Repenser la notion de responsabilité collective à travers les récits d’action
En élargissant les récits pour inclure des dimensions communautaires et professionnelles, l'étude propose également de repenser la manière dont nous concevons la responsabilité face au changement climatique. Trop souvent, cette responsabilité est perçue comme individuelle, chaque personne étant invitée à réduire son empreinte carbone à travers des gestes de consommation écoresponsables. Or, comme le soulignent De Meyer et ses collègues, cette approche est insuffisante pour mobiliser les masses.
Le véritable levier de changement réside dans la création d’une responsabilité collective, où chacun voit comment son rôle au sein de la société – en tant que citoyen, professionnel ou membre d'une communauté – peut contribuer à des solutions durables. Par exemple, des architectes et des urbanistes pourraient collaborer pour intégrer des solutions résilientes dans la construction de bâtiments, tandis que des collectivités locales pourraient soutenir des initiatives citoyennes en faveur des énergies renouvelables.
Ces récits d’action collective sont particulièrement puissants car ils permettent de surmonter les divisions souvent rencontrées dans les débats sur les actions climatiques. En se concentrant sur des exemples concrets de réussites locales, les récits montrent qu'il n'existe pas de solution unique au changement climatique, mais une multitude de solutions adaptées aux réalités de chaque communauté.
Conclusion : un nouveau souffle pour les récits climatiques
L’étude de Kris De Meyer et ses collègues nous invite à repenser radicalement la manière dont nous racontons le changement climatique. Plutôt que de continuer à ressasser des récits alarmistes et paralysants, il est temps de créer des histoires d'action, d'espoir et de transformation. En plaçant l'action au cœur de nos récits, nous offrons aux individus et aux communautés les moyens de devenir des acteurs du changement.
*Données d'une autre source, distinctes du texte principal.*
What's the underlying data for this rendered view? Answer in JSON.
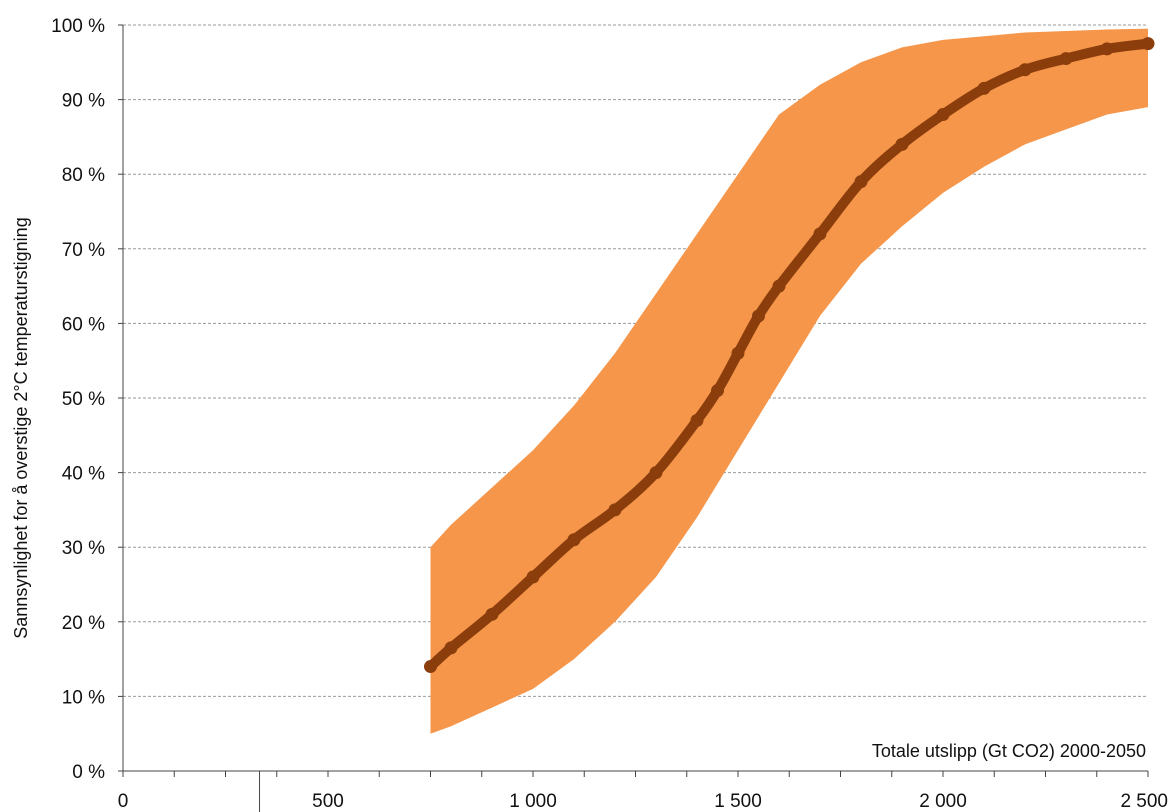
{
  "chart_data": {
    "type": "area",
    "title": "",
    "xlabel": "Totale utslipp (Gt CO2) 2000-2050",
    "ylabel": "Sannsynlighet for å overstige 2°C temperaturstigning",
    "xlim": [
      0,
      2500
    ],
    "ylim": [
      0,
      100
    ],
    "x_ticks": [
      0,
      500,
      1000,
      1500,
      2000,
      2500
    ],
    "x_tick_labels": [
      "0",
      "500",
      "1 000",
      "1 500",
      "2 000",
      "2 500"
    ],
    "y_ticks": [
      0,
      10,
      20,
      30,
      40,
      50,
      60,
      70,
      80,
      90,
      100
    ],
    "y_tick_labels": [
      "0 %",
      "10 %",
      "20 %",
      "30 %",
      "40 %",
      "50 %",
      "60 %",
      "70 %",
      "80 %",
      "90 %",
      "100 %"
    ],
    "grid": true,
    "band": {
      "color": "#f5964b",
      "x": [
        750,
        800,
        900,
        1000,
        1100,
        1200,
        1300,
        1400,
        1500,
        1600,
        1700,
        1800,
        1900,
        2000,
        2100,
        2200,
        2300,
        2400,
        2500
      ],
      "upper": [
        30,
        33,
        38,
        43,
        49,
        56,
        64,
        72,
        80,
        88,
        92,
        95,
        97,
        98,
        98.5,
        99,
        99.2,
        99.4,
        99.5
      ],
      "lower": [
        5,
        6,
        8.5,
        11,
        15,
        20,
        26,
        34,
        43,
        52,
        61,
        68,
        73,
        77.5,
        81,
        84,
        86,
        88,
        89
      ]
    },
    "series": [
      {
        "color": "#8b3d0c",
        "x": [
          750,
          800,
          900,
          1000,
          1100,
          1200,
          1300,
          1400,
          1450,
          1500,
          1550,
          1600,
          1700,
          1800,
          1900,
          2000,
          2100,
          2200,
          2300,
          2400,
          2500
        ],
        "y": [
          14,
          16.5,
          21,
          26,
          31,
          35,
          40,
          47,
          51,
          56,
          61,
          65,
          72,
          79,
          84,
          88,
          91.5,
          94,
          95.5,
          96.8,
          97.5
        ]
      }
    ],
    "annotations": [
      "Totale utslipp (Gt CO2) 2000-2050"
    ],
    "legend": "none"
  }
}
En tant qu’éducateurs, nous avons un rôle essentiel à jouer dans cette transformation. En intégrant des récits d'action dans nos pratiques pédagogiques, nous pouvons donner aux jeunes générations non seulement la compréhension des enjeux climatiques, mais aussi la confiance en leur capacité à agir. Il est temps de passer de la simple prise de conscience à l'action concrète, en montrant à chacun qu'il peut, à son échelle, contribuer à un avenir plus durable.